Credit cards have been around since the 1950s, and debit cards have been around since the 1970s. Despite their relatively young age, there are now more than a billion credit cards and debit cards tucked away in American wallets.
It may seem strange that a piece of plastic can pay for the same things as a crisp one hundred dollar bill, but most merchants gladly accept both. Let's find out how debit and credit cards work, and learn what gives plastic its purchasing power.
Debit cards are linked to a bank account. When you use your debit card, you give the merchant permission to make an electronic withdrawal from your bank account. When you go shopping with a debit card, the amount of each purchase is taken out of your account, and the money is used to pay the merchant.
In order to use a debit card, you must have enough money in your bank account to cover the cost of your purchase. If you buy a $15 book, you must have at least $15 in your account.
Credit cards and debit cards may look alike, but they don't work exactly the same. Credit cards are issued by banks and lenders. Unlike debit cards, which use money from your own bank account to pay for purchases, credit cards pay for purchases using money from the lender's account.
Each time you make a purchase with a credit card, it's like taking out a tiny loan from the bank that issued your card. When you accept the credit card, you agree that you will pay back the money you borrow from your lender each time you charge a purchase.
The bank keeps track of each purchase you make with your card and sends you a monthly statement telling you how much money you have charged on your card and what you need to repay.
When you receive your credit card bill, you have two options. You can pay the entire amount you owe, or you can pay part of the total.
If you pay only part of the total you owe, the bank will charge you an extra fee for borrowing its money. This is called “interest." Interest is typically a certain percentage of the total money owed on your credit card.

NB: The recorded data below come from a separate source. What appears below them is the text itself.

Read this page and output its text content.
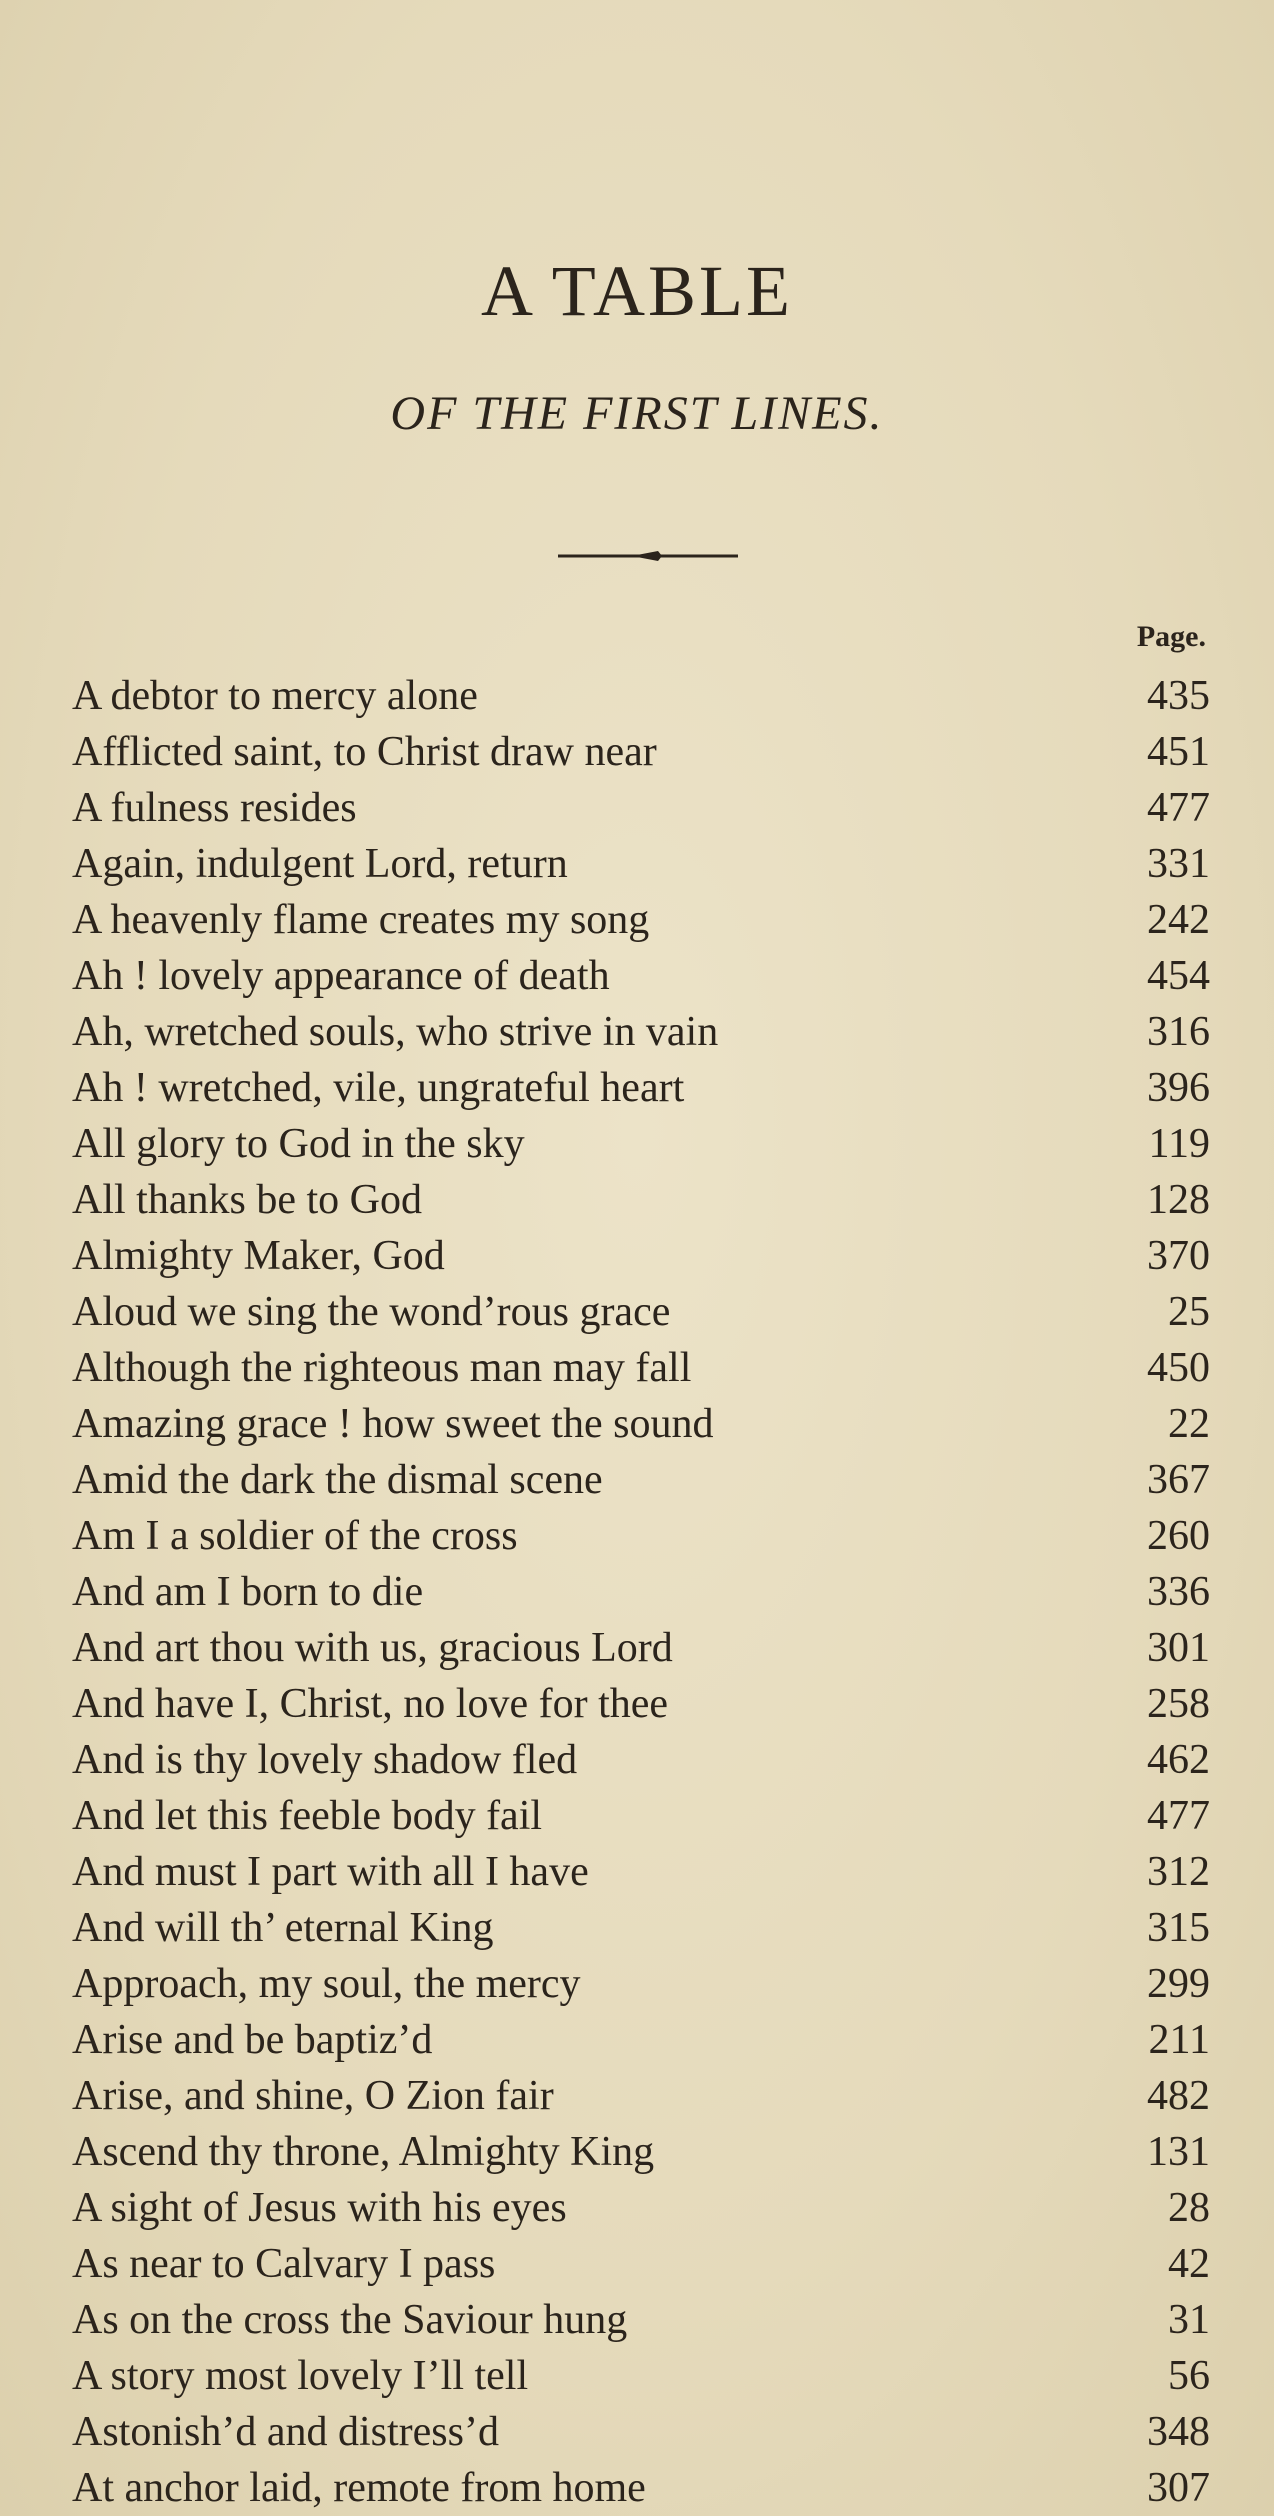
A TABLE
OF THE FIRST LINES.
Page.
A debtor to mercy alone	435
Afflicted saint, to Christ draw near	451
A fulness resides	477
Again, indulgent Lord, return	331
A heavenly flame creates my song	242
Ah ! lovely appearance of death	454
Ah, wretched souls, who strive in vain	316
Ah ! wretched, vile, ungrateful heart	396
All glory to God in the sky	119
All thanks be to God	128
Almighty Maker, God	370
Aloud we sing the wond’rous grace	25
Although the righteous man may fall	450
Amazing grace ! how sweet the sound	22
Amid the dark the dismal scene	367
Am I a soldier of the cross	260
And am I born to die	336
And art thou with us, gracious Lord	301
And have I, Christ, no love for thee	258
And is thy lovely shadow fled	462
And let this feeble body fail	477
And must I part with all I have	312
And will th’ eternal King	315
Approach, my soul, the mercy	299
Arise and be baptiz’d	211
Arise, and shine, O Zion fair	482
Ascend thy throne, Almighty King	131
A sight of Jesus with his eyes	28
As near to Calvary I pass	42
As on the cross the Saviour hung	31
A story most lovely I’ll tell	56
Astonish’d and distress’d	348
At anchor laid, remote from home	307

Let's look at another example. If your family bought $500 worth of groceries in one month using your debit card, $500 would be withdrawn from your bank account.
If you bought the same $500 worth of groceries using your credit card, however, no money would be withdrawn from your bank account. Instead, you would pay for that purchase using the bank's money.

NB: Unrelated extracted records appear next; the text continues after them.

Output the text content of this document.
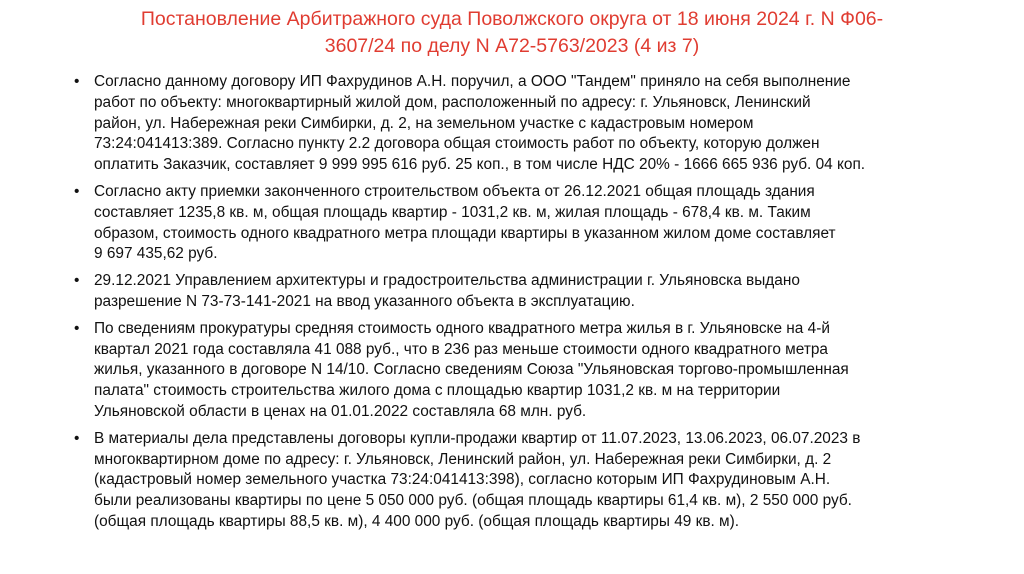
Постановление Арбитражного суда Поволжского округа от 18 июня 2024 г. N Ф06-
3607/24 по делу N А72-5763/2023 (4 из 7)
• Согласно данному договору ИП Фахрудинов А.Н. поручил, а ООО "Тандем" приняло на себя выполнение
работ по объекту: многоквартирный жилой дом, расположенный по адресу: г. Ульяновск, Ленинский
район, ул. Набережная реки Симбирки, д. 2, на земельном участке с кадастровым номером
73:24:041413:389. Согласно пункту 2.2 договора общая стоимость работ по объекту, которую должен
оплатить Заказчик, составляет 9 999 995 616 руб. 25 коп., в том числе НДС 20% - 1666 665 936 руб. 04 коп.
• Согласно акту приемки законченного строительством объекта от 26.12.2021 общая площадь здания
составляет 1235,8 кв. м, общая площадь квартир - 1031,2 кв. м, жилая площадь - 678,4 кв. м. Таким
образом, стоимость одного квадратного метра площади квартиры в указанном жилом доме составляет
9 697 435,62 руб.
• 29.12.2021 Управлением архитектуры и градостроительства администрации г. Ульяновска выдано
разрешение N 73-73-141-2021 на ввод указанного объекта в эксплуатацию.
• По сведениям прокуратуры средняя стоимость одного квадратного метра жилья в г. Ульяновске на 4-й
квартал 2021 года составляла 41 088 руб., что в 236 раз меньше стоимости одного квадратного метра
жилья, указанного в договоре N 14/10. Согласно сведениям Союза "Ульяновская торгово-промышленная
палата" стоимость строительства жилого дома с площадью квартир 1031,2 кв. м на территории
Ульяновской области в ценах на 01.01.2022 составляла 68 млн. руб.
• В материалы дела представлены договоры купли-продажи квартир от 11.07.2023, 13.06.2023, 06.07.2023 в
многоквартирном доме по адресу: г. Ульяновск, Ленинский район, ул. Набережная реки Симбирки, д. 2
(кадастровый номер земельного участка 73:24:041413:398), согласно которым ИП Фахрудиновым А.Н.
были реализованы квартиры по цене 5 050 000 руб. (общая площадь квартиры 61,4 кв. м), 2 550 000 руб.
(общая площадь квартиры 88,5 кв. м), 4 400 000 руб. (общая площадь квартиры 49 кв. м).
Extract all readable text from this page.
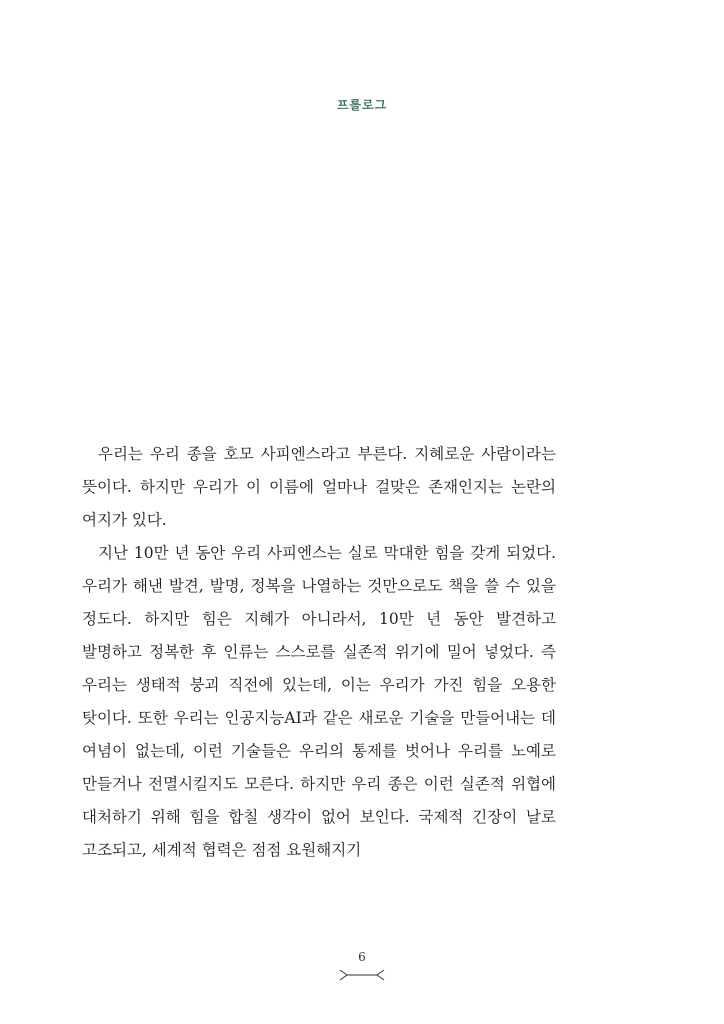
프롤로그

우리는 우리 종을 호모 사피엔스라고 부른다. 지혜로운 사람이라는 뜻이다. 하지만 우리가 이 이름에 얼마나 걸맞은 존재인지는 논란의 여지가 있다.

지난 10만 년 동안 우리 사피엔스는 실로 막대한 힘을 갖게 되었다. 우리가 해낸 발견, 발명, 정복을 나열하는 것만으로도 책을 쓸 수 있을 정도다. 하지만 힘은 지혜가 아니라서, 10만 년 동안 발견하고 발명하고 정복한 후 인류는 스스로를 실존적 위기에 밀어 넣었다. 즉 우리는 생태적 붕괴 직전에 있는데, 이는 우리가 가진 힘을 오용한 탓이다. 또한 우리는 인공지능AI과 같은 새로운 기술을 만들어내는 데 여념이 없는데, 이런 기술들은 우리의 통제를 벗어나 우리를 노예로 만들거나 전멸시킬지도 모른다. 하지만 우리 종은 이런 실존적 위협에 대처하기 위해 힘을 합칠 생각이 없어 보인다. 국제적 긴장이 날로 고조되고, 세계적 협력은 점점 요원해지기

6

At the end of the month, your credit card statement would arrive. The statement would show you had spent $500 to buy groceries using the bank's money.
You would have the choice of paying the entire $500 owed or only part of it. Let's say you pay $100, leaving a $400 balance on the credit card that you pay off the following month.
If your credit card has a 10 percent interest rate, you would also owe another $40 in interest (10 percent of the outstanding $400 balance). This $40 is added as payment for the convenience of using the bank's money to pay for your groceries when you first bought them.
That means that instead of a $500 shopping trip, your groceries actually cost $540 in the end.